Patterson House · Nashville · c. 2019

Elusive Dreams

Demi Natoli's pineapple-heavy riff on the Hotel Nacional Special, swapping in banana liqueur and a cinnamon-spiced backbone.

Elusive Dreams cocktail
Rum Shaken Tiki Nashville

The Elusive Dreams is a modern tiki cocktail created by bartender Demi Natoli at Patterson House in Nashville, later published in Chloe Frechette's 2020 book Easy Tiki: A Modern Revival. It's built as a direct riff on Cuba's classic Hotel Nacional Special — rum, pineapple, and lime — but Natoli swaps the traditional apricot liqueur for rich banana liqueur and doubles down on pineapple with both fresh juice and pineapple-infused rum. A cinnamon syrup layered underneath nods to Don the Beachcomber's old trick of hiding baking spice in a tropical sour. The result reads dessert-adjacent without tipping into cloying, which is a harder balance than it sounds.

Same bones as a Hotel Nacional, dressed for a different decade.

A Nashville Riff on a Havana Classic

The Hotel Nacional Special — rum, pineapple, lime, and apricot liqueur — is one of the enduring pre-tiki sours out of Cuba, and it's the template Natoli started from at Patterson House. Rather than leave it alone, she pulled the apricot and dropped in banana liqueur, then leaned harder into pineapple by splitting the rum between a standard white rum and Plantation's pineapple-infused Stiggins' Fancy. Chloe Frechette's Easy Tiki picked up the recipe in 2020, which is where most bars now source it.

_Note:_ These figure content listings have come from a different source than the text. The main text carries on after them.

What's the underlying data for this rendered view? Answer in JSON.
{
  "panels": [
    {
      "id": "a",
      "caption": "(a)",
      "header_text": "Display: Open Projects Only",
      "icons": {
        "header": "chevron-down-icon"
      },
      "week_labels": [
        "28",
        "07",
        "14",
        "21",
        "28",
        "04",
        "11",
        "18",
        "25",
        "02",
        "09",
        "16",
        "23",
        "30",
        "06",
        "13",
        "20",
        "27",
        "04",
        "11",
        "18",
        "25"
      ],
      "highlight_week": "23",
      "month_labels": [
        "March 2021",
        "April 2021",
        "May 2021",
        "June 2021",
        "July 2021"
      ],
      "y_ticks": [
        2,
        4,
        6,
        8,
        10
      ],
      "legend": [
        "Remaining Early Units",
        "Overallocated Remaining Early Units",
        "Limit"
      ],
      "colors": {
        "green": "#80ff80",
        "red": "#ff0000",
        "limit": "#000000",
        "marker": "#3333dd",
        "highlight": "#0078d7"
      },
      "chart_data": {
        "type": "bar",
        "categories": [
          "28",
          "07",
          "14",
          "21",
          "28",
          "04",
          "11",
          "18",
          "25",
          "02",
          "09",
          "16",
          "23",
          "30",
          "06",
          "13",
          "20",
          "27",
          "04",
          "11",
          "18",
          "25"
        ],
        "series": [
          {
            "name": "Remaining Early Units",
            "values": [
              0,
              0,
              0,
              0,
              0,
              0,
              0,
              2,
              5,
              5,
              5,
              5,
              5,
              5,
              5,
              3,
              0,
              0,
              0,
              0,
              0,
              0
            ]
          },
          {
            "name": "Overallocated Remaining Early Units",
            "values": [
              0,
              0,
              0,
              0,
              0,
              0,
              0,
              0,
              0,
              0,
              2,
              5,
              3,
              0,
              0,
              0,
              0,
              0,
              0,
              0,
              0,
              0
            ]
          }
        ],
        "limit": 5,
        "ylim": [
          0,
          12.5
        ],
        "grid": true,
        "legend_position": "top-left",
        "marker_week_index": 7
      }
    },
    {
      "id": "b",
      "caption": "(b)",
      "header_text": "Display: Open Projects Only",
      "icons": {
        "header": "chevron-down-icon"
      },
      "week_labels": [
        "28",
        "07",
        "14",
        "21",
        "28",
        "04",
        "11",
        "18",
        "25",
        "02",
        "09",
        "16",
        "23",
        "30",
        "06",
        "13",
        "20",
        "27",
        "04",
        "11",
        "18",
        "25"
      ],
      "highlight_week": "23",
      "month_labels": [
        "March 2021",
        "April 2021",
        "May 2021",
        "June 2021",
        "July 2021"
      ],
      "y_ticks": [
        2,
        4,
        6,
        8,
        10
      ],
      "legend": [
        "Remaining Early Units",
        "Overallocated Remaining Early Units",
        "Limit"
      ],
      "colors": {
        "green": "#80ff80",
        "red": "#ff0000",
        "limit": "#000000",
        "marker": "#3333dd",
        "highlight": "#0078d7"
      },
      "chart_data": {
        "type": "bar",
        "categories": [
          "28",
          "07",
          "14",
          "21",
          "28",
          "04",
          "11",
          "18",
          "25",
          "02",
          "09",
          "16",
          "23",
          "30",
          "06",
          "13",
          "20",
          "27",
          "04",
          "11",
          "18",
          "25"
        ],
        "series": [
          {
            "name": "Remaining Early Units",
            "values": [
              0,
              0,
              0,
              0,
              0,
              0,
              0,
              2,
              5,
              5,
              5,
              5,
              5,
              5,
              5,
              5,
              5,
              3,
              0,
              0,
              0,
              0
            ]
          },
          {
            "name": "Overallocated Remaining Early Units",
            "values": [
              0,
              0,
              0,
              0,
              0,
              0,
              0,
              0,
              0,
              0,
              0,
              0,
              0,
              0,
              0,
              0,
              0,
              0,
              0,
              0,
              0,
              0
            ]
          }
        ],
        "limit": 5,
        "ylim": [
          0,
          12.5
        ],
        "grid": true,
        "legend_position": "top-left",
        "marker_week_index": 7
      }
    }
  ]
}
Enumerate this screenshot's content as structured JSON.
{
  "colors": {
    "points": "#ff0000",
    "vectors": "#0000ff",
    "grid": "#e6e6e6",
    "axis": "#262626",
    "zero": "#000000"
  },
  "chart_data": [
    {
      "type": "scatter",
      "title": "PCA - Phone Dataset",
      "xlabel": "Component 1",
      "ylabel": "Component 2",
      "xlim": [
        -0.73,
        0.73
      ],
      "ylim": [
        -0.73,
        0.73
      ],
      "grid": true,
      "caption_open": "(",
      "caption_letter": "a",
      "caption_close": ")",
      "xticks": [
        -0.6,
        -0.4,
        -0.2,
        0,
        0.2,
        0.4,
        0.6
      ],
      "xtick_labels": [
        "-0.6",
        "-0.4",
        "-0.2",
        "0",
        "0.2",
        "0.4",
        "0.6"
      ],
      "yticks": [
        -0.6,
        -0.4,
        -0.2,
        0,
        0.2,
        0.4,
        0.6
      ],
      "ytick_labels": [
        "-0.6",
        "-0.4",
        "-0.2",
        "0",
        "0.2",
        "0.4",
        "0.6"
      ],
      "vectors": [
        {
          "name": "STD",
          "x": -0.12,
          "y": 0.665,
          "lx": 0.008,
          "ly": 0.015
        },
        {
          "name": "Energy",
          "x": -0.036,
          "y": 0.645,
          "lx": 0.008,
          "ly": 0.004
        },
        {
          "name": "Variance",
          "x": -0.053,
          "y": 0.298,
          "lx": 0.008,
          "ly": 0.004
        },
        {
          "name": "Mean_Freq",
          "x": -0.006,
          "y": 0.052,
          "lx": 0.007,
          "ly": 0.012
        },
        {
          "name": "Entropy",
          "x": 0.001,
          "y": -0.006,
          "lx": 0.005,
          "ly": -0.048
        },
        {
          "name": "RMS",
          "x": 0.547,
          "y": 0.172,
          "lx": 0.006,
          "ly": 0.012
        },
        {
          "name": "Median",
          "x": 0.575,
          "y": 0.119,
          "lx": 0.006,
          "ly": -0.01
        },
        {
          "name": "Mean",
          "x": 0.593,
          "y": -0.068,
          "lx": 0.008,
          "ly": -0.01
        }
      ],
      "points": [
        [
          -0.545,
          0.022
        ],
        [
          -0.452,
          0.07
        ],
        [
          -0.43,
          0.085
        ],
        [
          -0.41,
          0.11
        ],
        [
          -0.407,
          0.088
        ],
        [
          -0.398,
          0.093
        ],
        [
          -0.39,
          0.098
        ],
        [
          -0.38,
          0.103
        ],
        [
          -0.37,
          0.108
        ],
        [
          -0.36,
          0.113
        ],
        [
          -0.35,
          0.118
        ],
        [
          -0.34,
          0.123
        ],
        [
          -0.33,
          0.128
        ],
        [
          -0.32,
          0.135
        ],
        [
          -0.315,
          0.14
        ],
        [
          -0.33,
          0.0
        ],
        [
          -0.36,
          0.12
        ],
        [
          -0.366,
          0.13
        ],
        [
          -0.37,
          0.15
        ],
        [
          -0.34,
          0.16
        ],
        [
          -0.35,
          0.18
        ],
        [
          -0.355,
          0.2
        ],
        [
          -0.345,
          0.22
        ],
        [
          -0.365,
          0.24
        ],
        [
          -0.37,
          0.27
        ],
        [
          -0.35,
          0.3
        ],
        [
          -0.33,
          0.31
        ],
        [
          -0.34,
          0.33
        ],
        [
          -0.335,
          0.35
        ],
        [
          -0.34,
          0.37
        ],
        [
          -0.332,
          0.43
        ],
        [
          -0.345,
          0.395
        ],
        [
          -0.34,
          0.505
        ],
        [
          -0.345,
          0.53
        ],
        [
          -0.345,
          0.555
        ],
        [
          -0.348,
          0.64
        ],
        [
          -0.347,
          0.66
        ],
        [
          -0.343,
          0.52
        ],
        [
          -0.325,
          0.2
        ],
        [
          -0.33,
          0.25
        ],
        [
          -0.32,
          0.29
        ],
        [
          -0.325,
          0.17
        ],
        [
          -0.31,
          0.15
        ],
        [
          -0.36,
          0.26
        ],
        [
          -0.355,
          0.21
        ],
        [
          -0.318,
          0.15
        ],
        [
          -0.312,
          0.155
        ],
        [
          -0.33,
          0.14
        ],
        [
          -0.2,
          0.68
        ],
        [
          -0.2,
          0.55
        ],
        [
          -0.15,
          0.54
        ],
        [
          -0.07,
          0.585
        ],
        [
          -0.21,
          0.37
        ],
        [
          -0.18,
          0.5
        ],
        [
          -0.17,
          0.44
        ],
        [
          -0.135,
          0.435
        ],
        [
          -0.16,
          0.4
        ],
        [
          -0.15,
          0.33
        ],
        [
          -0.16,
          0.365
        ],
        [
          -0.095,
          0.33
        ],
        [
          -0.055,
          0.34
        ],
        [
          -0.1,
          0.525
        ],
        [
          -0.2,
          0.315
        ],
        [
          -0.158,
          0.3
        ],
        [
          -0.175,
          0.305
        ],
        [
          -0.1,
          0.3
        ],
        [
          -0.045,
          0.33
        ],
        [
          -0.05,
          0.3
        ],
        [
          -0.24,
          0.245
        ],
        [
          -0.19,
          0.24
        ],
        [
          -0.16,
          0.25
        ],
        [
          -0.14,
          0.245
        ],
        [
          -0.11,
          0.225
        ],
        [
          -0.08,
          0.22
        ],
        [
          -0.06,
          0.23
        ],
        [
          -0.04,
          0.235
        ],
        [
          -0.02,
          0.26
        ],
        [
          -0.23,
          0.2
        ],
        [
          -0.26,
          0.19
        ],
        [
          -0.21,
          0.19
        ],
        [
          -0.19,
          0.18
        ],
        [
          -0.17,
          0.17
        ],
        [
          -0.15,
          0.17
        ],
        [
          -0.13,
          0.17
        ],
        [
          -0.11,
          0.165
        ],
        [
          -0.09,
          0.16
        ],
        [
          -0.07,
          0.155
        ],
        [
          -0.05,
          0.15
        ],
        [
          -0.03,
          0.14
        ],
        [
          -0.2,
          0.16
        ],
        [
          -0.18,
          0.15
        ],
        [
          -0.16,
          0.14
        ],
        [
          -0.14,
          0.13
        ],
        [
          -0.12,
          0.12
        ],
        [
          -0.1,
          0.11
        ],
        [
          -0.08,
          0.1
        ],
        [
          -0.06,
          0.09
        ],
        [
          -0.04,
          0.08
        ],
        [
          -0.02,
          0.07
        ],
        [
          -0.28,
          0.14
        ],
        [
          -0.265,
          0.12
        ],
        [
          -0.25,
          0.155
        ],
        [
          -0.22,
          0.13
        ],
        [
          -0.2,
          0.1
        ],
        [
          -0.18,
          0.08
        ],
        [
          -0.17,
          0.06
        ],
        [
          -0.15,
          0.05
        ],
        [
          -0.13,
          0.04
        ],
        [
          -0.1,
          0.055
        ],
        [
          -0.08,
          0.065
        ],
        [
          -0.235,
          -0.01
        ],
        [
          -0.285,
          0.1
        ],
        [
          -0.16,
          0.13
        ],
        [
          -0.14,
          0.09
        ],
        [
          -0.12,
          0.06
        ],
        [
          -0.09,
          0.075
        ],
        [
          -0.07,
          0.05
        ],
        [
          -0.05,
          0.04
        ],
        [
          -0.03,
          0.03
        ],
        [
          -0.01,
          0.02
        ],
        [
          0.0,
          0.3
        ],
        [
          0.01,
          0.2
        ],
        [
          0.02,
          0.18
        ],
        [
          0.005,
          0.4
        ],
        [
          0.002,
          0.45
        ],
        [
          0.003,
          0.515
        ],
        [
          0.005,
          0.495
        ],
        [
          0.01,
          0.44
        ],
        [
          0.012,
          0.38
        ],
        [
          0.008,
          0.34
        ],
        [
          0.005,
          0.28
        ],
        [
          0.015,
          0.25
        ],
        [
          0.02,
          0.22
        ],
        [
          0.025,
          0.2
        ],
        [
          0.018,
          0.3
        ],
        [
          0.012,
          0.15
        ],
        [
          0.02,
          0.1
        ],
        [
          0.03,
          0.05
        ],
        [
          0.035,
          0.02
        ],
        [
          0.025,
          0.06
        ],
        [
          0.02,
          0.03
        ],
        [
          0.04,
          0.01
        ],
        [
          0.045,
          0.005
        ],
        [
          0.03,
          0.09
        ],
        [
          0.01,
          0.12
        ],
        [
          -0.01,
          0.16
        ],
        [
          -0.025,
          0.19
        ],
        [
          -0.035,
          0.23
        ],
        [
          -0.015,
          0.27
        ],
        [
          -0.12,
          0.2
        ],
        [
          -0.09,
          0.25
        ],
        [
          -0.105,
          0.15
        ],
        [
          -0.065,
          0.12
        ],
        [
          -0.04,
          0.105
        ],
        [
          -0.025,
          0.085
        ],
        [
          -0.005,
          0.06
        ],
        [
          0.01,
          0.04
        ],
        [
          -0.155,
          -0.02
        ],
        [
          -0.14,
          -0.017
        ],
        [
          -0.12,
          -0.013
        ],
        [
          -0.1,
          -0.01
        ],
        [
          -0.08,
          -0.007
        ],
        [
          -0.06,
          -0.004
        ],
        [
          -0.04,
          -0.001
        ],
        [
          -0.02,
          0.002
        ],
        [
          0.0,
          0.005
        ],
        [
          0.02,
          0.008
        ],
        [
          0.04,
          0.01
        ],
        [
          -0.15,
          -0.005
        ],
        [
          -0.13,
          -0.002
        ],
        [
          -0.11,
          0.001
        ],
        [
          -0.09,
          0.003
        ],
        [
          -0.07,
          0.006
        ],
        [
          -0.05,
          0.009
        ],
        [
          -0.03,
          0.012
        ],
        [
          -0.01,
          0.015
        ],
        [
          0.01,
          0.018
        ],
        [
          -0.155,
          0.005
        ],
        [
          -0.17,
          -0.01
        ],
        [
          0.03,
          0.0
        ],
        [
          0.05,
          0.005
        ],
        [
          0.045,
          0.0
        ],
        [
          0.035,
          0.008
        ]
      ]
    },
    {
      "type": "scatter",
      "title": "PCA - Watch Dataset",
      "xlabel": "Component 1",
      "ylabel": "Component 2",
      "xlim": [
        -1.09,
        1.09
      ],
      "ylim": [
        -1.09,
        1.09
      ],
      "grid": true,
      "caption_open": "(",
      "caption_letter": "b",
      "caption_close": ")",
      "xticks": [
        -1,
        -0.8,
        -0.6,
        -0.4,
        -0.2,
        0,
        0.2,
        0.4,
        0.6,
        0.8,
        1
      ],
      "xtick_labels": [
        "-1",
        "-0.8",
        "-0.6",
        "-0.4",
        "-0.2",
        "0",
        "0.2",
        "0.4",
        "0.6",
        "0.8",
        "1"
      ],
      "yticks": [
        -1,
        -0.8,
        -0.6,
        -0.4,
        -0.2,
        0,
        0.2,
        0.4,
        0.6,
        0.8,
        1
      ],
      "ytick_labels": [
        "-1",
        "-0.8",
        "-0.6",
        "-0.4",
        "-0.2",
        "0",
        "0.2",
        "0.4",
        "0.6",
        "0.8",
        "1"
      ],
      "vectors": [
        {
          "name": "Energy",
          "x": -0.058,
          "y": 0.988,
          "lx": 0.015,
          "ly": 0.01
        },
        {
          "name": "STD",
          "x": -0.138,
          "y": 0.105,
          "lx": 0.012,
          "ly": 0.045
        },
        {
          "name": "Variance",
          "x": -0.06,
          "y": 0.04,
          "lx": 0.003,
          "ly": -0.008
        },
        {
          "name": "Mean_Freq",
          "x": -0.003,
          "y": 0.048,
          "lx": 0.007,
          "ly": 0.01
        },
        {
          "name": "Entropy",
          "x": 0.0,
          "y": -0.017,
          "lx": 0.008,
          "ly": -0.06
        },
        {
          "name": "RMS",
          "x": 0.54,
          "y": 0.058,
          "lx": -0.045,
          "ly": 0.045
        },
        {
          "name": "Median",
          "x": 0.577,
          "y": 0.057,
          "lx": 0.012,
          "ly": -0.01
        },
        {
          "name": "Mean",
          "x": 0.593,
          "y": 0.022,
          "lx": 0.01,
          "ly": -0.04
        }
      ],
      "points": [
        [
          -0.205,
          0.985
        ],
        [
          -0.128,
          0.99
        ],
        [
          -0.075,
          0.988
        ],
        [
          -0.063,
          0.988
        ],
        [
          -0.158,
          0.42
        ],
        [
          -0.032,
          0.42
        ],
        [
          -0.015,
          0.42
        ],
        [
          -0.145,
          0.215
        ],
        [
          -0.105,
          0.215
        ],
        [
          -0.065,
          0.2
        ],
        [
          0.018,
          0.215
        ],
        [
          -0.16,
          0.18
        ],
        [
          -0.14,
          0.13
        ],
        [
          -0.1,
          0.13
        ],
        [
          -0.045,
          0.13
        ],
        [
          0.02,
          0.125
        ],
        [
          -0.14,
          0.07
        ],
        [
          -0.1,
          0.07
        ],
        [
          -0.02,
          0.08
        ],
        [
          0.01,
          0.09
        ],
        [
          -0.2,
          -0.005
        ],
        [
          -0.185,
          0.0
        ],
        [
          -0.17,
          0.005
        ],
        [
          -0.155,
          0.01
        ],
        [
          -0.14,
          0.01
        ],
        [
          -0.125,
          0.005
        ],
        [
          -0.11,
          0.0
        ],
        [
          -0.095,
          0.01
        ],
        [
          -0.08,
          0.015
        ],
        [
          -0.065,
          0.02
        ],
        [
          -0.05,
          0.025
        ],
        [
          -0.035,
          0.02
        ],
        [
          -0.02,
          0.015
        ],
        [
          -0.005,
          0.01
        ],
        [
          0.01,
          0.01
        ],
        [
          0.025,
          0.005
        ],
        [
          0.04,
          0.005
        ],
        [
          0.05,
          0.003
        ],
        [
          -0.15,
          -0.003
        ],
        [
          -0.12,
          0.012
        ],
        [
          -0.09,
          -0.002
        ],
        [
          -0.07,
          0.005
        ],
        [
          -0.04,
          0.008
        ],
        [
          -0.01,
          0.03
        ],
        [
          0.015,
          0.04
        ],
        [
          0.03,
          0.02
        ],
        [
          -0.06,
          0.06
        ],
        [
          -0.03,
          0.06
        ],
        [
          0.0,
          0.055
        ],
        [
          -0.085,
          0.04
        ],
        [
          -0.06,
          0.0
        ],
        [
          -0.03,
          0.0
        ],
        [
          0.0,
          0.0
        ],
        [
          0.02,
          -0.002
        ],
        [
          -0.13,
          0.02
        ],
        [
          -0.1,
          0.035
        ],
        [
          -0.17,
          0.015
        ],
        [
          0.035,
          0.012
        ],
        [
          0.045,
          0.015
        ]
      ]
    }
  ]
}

The cinnamon syrup is the detail worth paying attention to. It's a quiet homage to Don the Beachcomber, who famously buried baking spices in his own sours so the drink read complex without anyone being able to name why. Here it does the same job — the cinnamon rarely announces itself, but pull it out and the drink goes flat.

The Spec

Everything goes into the shaker together and gets strained cold into a coupe — there's no building or layering step, just a fast tropical sour with an unusually rich, spiced middle.

Elusive Dreams
Pineapple rum1 oz · ~20% Light rum1 oz · ~20% Pineapple juice1 oz · ~20% Lime juice3/4 oz · ~15% Cinnamon syrup3/4 oz · ~15% Banana liqueur1/2 oz · ~10%

Two rums, one job

The pineapple-infused rum and the plain white rum aren't there for contrast — they're both pushing the same direction, just from different angles. The infused rum carries pineapple all the way through the finish; the plain rum keeps the drink from turning into straight juice. A single rum at double the amount would work in a pinch, but the split gives more texture for the same proof.

Banana instead of apricot

Swapping apricot liqueur for banana liqueur is the whole hinge of this recipe — it's what separates the Elusive Dreams from just being a Hotel Nacional with extra pineapple. Banana liqueur brings more weight and a rounder sweetness than apricot ever would, which is why the drink needs the full 3/4 oz of lime to keep it from reading as dessert.

Don't skip the cinnamon

Cinnamon syrup is easy to treat as an optional garnish-adjacent flourish. It isn't. At 3/4 oz it's doing as much volume work as the lime juice, and it's the ingredient that keeps the banana liqueur from tasting one-note sweet.

Bottom Line

A well-documented, well-credited modern tiki build — real bartender, real bar, real book citation — that earns its spot by making one smart substitution (banana for apricot) and one quiet one (cinnamon syrup) instead of piling on ingredients for novelty's sake.